0

tl;dr is there a way to emit the first element of a WindowedStream which matches some condition, and to stop processing all events in that window for a given key after the condition has been matched?


I am performing a reduce operation on a WindowedStream. I am trying to see if any element of the stream matches a given condition. If an element does match the condition, that element should be the output of the stream. After this element has been found, it is no longer necessary to process events for that window.

Here is a simplified example. (Written in Kotlin, but I think it should be understandable to any Java or Scala developers who know Flink. Please feel free to post an answer in any Flink supported language.)

import org.apache.flink.api.common.eventtime.WatermarkStrategy
import org.apache.flink.streaming.api.datastream.DataStream
import org.apache.flink.streaming.api.windowing.assigners.TumblingEventTimeWindows
import org.apache.flink.streaming.api.windowing.time.Time


data class Event(val eventId: Int, val timestampMillis: Long, val failed: Boolean)

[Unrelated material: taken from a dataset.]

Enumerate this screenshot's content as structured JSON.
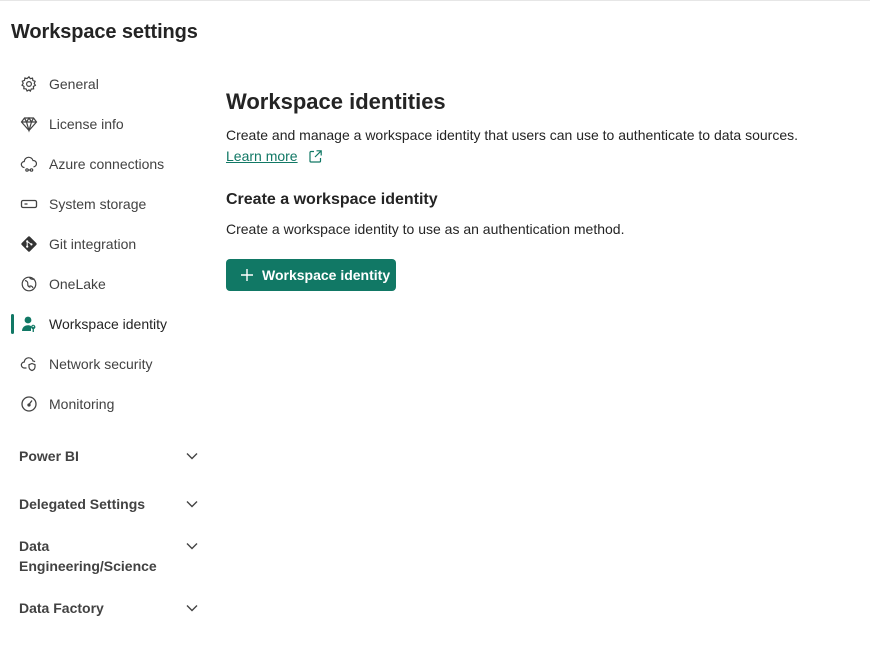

fun eventAggregator(stream: DataStream<Event>): DataStream<Event> {
  // Use the event's timestamp for watermarks.
  val watermarks = WatermarkStrategy.forMonotonousTimestamps<Event>()
                                    .withTimestampAssigner { event, _ -> event.timestampMillis }
  
  // Key the stream by eventId
  val keyedStream = stream.assignTimestampsAndWatermarks(watermarks).keyBy(Event::eventId)

  // One-minute window
  val windowed = keyedStream.window(TumblingEventTimeWindows.of(Time.minutes(1)))
  
  // If any event with a given eventId failed, we want to mark that ID as failed.
  return windowed.reduce { a, b -> if (a.failed) a else b }
}

I tried implementing a custom trigger which would delegate to EventTimeTrigger unless a failure was found, then it would FIRE. But this would trigger the entire window, leading to incorrect results for most other events.

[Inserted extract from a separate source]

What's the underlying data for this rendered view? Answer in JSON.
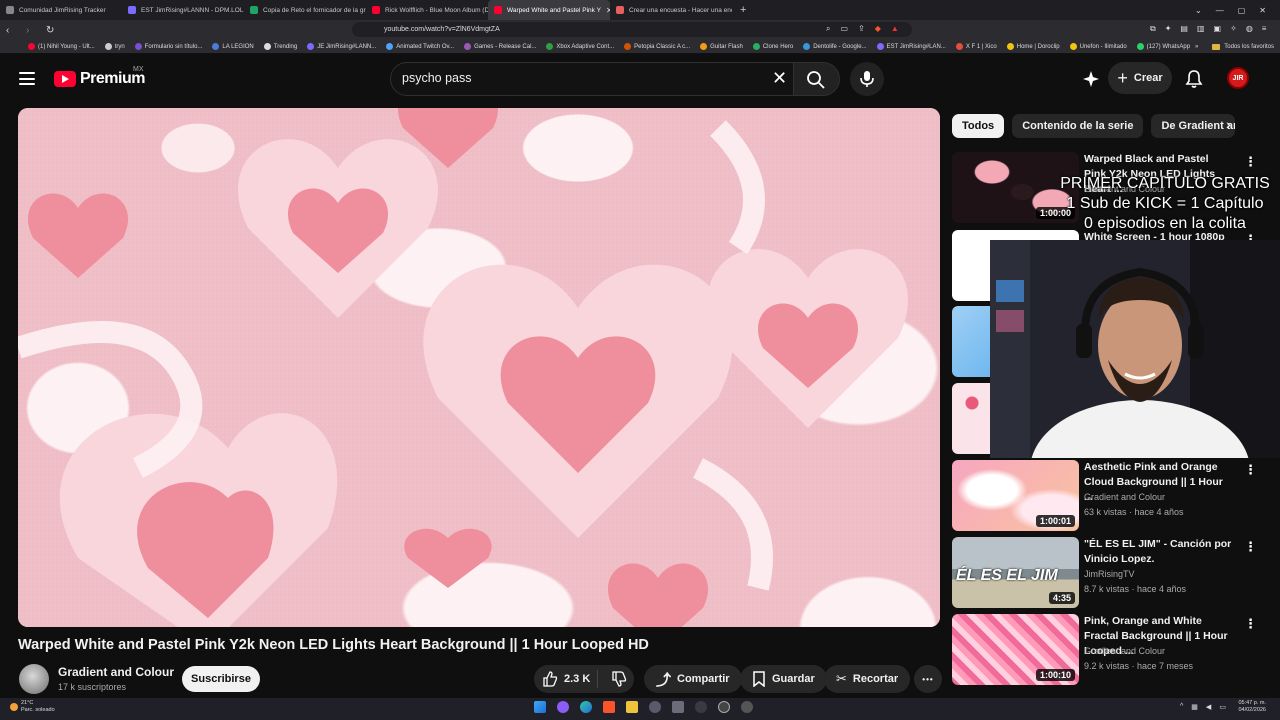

import org.apache.flink.streaming.api.windowing.triggers.EventTimeTrigger
import org.apache.flink.streaming.api.windowing.triggers.Trigger
import org.apache.flink.streaming.api.windowing.triggers.TriggerResult
import org.apache.flink.streaming.api.windowing.windows.TimeWindow

class FireOnFirstFail() : Trigger<Event, TimeWindow>() {

  private val delegate = EventTimeTrigger.create()

  override fun onElement(element: Event, timestamp: Long, window: TimeWindow, ctx: TriggerContext) =
    if (element.failed) {
      TriggerResult.FIRE // Very buggy
    } else {
      delegate.onElement(element, timestamp, window, ctx)
    }
  
  override fun onProcessingTime(time: Long, window: TimeWindow, ctx: TriggerContext) =
    delegate.onProcessingTime(time, window, ctx)

  override fun onEventTime(time: Long, window: TimeWindow, ctx: TriggerContext) =
    delegate.onEventTime(time, window, ctx)

  override fun clear(window: TimeWindow, ctx: TriggerContext) =
    delegate.clear(window, ctx)
}

...

  return windowed.trigger(FireOnFirstFail()).reduce...

I am running this on Kinesis Data Analytics, so it is using Flink 1.15.2, which is the latest available version at the time of writing.

Jake
  • 321
  • 3
  • 12
  • You could do this with a custom Trigger. – David Anderson Jul 24 '23 at 01:15
  • @DavidAnderson thanks, any tips for implementing such a trigger? Just edited the question to include my naive attempt at implementing one. – Jake Jul 24 '23 at 12:22
  • Could you clarify what you mean by "But this would trigger the entire window, leading to incorrect results for most other events." Also, don't you want to fire & purge, not just fire? Seems like you want to clear the window, and thus drop all subsequent events after seeing a failed event. – kkrugler Jul 24 '23 at 16:41

0 Answers0